The idea for this blog entry came to me when my 4-year-old great niece identified an uppercase E as an M. I realized she was seeing an M turned on its side. I remembered reading that many children struggle with letter identification because some letters change their identity when rotated or flipped. A stapler is a stapler even when held upside down. A book is a book even when it is flipped over. However, a d is a b when it is flipped, and it is a p when it is rotated.
While thinking about how letters look to children, I remembered the group of 1st graders who helped me learn to make a k correctly last year. It was important to them that I learn how to make letters just right. My mind moved on to an letter identification assessment I had given using a page of handwritten letters. The kindergartner could not identify several letters and told me he had never seen them before.

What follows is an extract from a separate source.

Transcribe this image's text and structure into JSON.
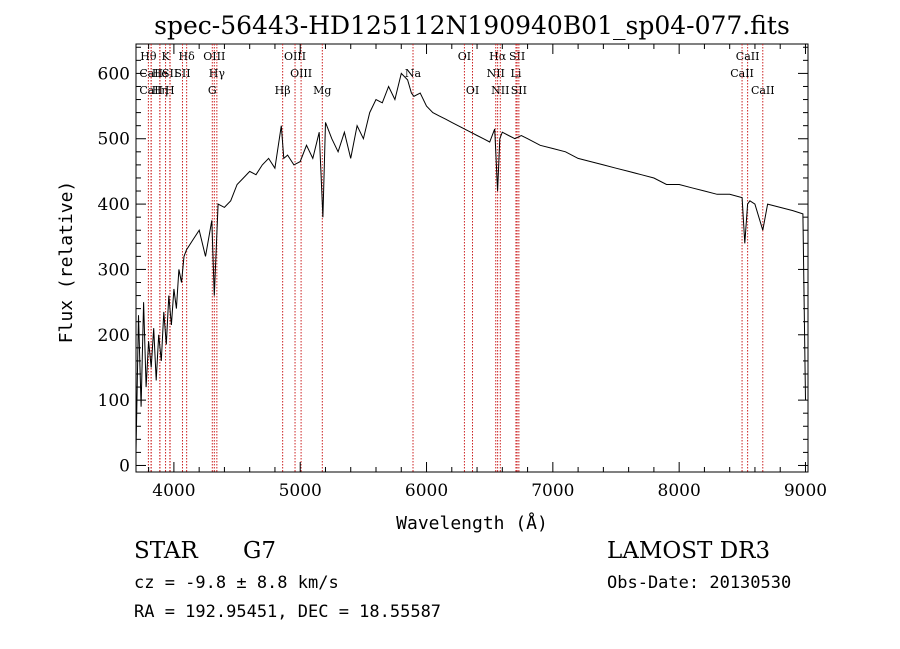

I finally saw the page through his eyes and discovered the troublesome ones had been written with more cursive curves. I decided to type the list using a grade school font. He didn't miss a single one.
I have often wondered if the font used in most children's books confuses children, especially the letters a and g. Until today, I thought that we should introduce children to both the letters we want them to write and the ones we want them to read. However, an idea in a blog caught my eye this morning. The recommendation was that teachers should be less helpful, meaning teachers should let kids do and discover more for themselves. Perhaps a great way for kids to discover fonts for themselves is by finding and sharing letters that look different.